Milan Kundera

Milan Kundera (Jahrgang 1929) ist ein tschechischer Schriftsteller, dessen Werke durch das Leben im sozialistischen Tschechien und den Prager Frühling geprägt sind. Mit seinem Roman „Die unerträgliche Leichtigkeit des Seins“ schuf er einen modernen Klassiker, der einen einzigartigen Blick in den Ostblock erlaubte. Milan Kundera stammt aus Brünn, wo er als Sohn des hiesigen Direktors der Musikhochschule, eines begnadeten Pianisten und Musikwissenschaftlers, aufwuchs. Kundera lernte früh das Klavierspielen, fühlte sich aber stärker zur Literatur hingezogen. 1945 übersetzte er erstmals ein Gedicht aus dem Russischen, ein Jahr später folgten seine ersten eigenen lyrischen Arbeiten. An der Prager Karls-Universität studierte er ab 1948 Musik und Literatur, wechselte dann an die Filmakademie, wo er Regie und Drehbuch studierte.

Wegen „Machenschaften gegen die Partei“ wurde Kundera in der Folgezeit zwei Mal aus der Partei ausgeschlossen und musste sein Studium unterbrechen. 1970 folgte der endgültige Ausschluss. In seinem Roman „Der Scherz“ rechnet Milan Kundera mit diesem System ab und hat der Nachwelt ein bitteres, böses Buch hinterlassen, das wie kein anderes einen realistischen Blick hinter den Eisernen Vorhang erlaubt. Nach seinem Studium arbeitete Kundera als Dozent für Weltliteratur an der Filmfakultät der Akademie der musischen Künste in Prag und verfasste Gedichte, in denen er sich kritisch mit dem sozialistischen Realismus auseinandersetzte. War er zunächst noch recht angepasst, führte der vierte tschechische Schriftstellerkongress im Jahr 1967 zu einer Wende: Zunehmend äußerte Kundera Kritik an den Verhältnissen in der kommunistischen Tschechoslowakei. 1975 ging er nach Frankreich, wo er eine Professur in Rennes annahm.

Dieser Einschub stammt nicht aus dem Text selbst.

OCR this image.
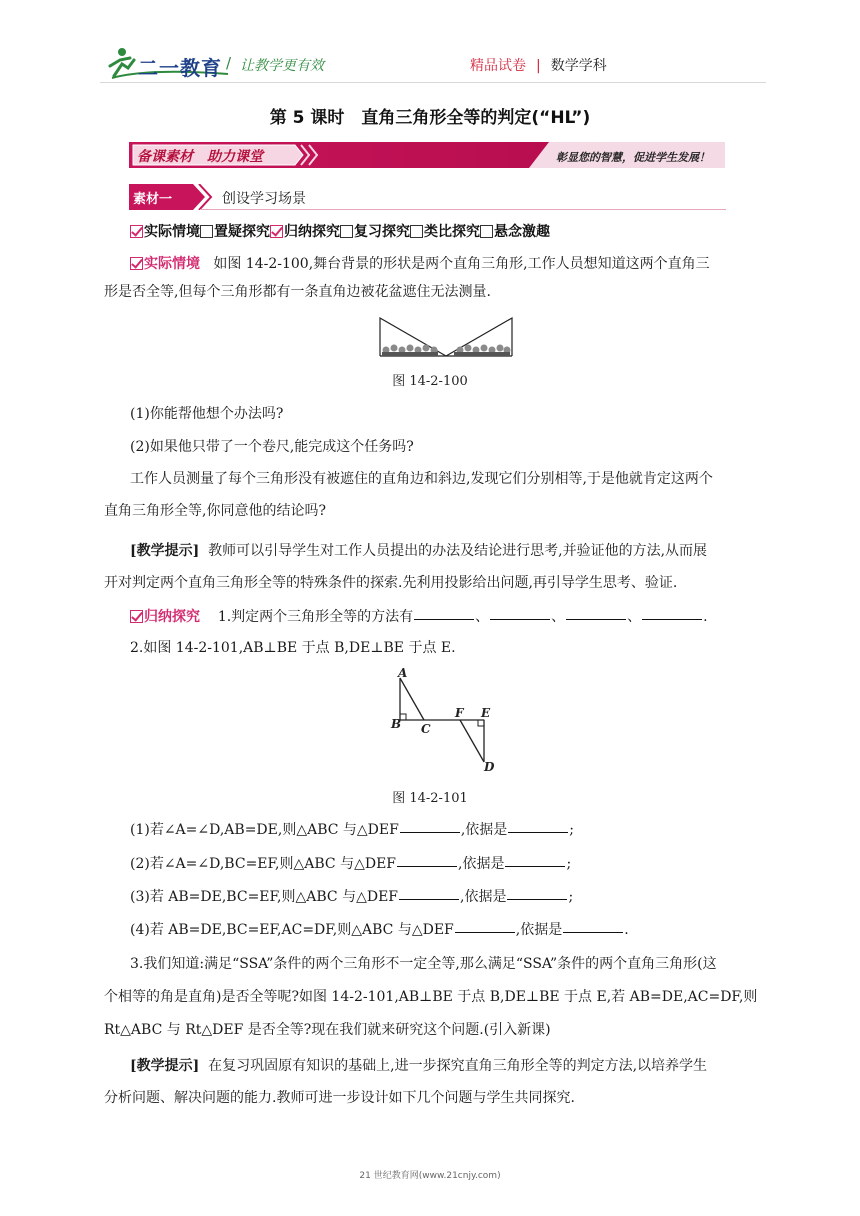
二一教育 / 让教学更有效	精品试卷 | 数学学科
第 5 课时　直角三角形全等的判定(“HL”)
备课素材　助力课堂	彰显您的智慧，促进学生发展！
素材一	创设学习场景
实际情境 置疑探究 归纳探究 复习探究 类比探究 悬念激趣
实际情境 如图 14-2-100,舞台背景的形状是两个直角三角形,工作人员想知道这两个直角三
形是否全等,但每个三角形都有一条直角边被花盆遮住无法测量.
图 14-2-100
(1)你能帮他想个办法吗?
(2)如果他只带了一个卷尺,能完成这个任务吗?
工作人员测量了每个三角形没有被遮住的直角边和斜边,发现它们分别相等,于是他就肯定这两个
直角三角形全等,你同意他的结论吗?
[教学提示] 教师可以引导学生对工作人员提出的办法及结论进行思考,并验证他的方法,从而展
开对判定两个直角三角形全等的特殊条件的探索.先利用投影给出问题,再引导学生思考、验证.
归纳探究 1.判定两个三角形全等的方法有	、	、	、	.
2.如图 14-2-101,AB⊥BE 于点 B,DE⊥BE 于点 E.
A
B C
F E
D
图 14-2-101
(1)若∠A=∠D,AB=DE,则△ABC 与△DEF	,依据是	;
(2)若∠A=∠D,BC=EF,则△ABC 与△DEF	,依据是	;
(3)若 AB=DE,BC=EF,则△ABC 与△DEF	,依据是	;
(4)若 AB=DE,BC=EF,AC=DF,则△ABC 与△DEF	,依据是	.
3.我们知道:满足“SSA”条件的两个三角形不一定全等,那么满足“SSA”条件的两个直角三角形(这
个相等的角是直角)是否全等呢?如图 14-2-101,AB⊥BE 于点 B,DE⊥BE 于点 E,若 AB=DE,AC=DF,则
Rt△ABC 与 Rt△DEF 是否全等?现在我们就来研究这个问题.(引入新课)
[教学提示] 在复习巩固原有知识的基础上,进一步探究直角三角形全等的判定方法,以培养学生
分析问题、解决问题的能力.教师可进一步设计如下几个问题与学生共同探究.
21 世纪教育网(www.21cnjy.com)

Hier entstand auch sein berühmtester Roman „Die unerträgliche Leichtigkeit des Seins“ (1984), der noch unter dem Eindruck des Prager Frühlings steht. Es sollte mehr als 20 Jahre dauern, bis der Roman in Tschechien veröffentlicht wurde. Erst 2006 erschien Kunderas kommerziell erfolgreichstes Buch in seiner Heimat. Fast 20 Jahre zuvor war er von Philip Kaufman mit Juliette Binoche, Daniel Day-Lewis und Lena Olin in den Hauptrollen verfilmt worden. Hier können Sie die DVD von „Die unerträgliche Leichtigkeit des Seins“ bestellen. Es folgten weitere Romane, darunter „Die Identität“ und „Die Unwissenheit“ (2000). Danach ließ Milan Kundera seine Fans 15 Jahre warten, bevor er mit „Das Fest der Bedeutungslosigkeit“ (2015) einen weiteren Roman veröffentlichte. Nur noch der Name erinnert ein bisschen an den Klassiker von einst. Kundera hat sich eine neue humorvolle Weisheit zugelegt. Statt Abrechnung begegnet er den Geistern seiner Vergangenheiten, den Schreckensgestalten seines Lebens, mit Humor.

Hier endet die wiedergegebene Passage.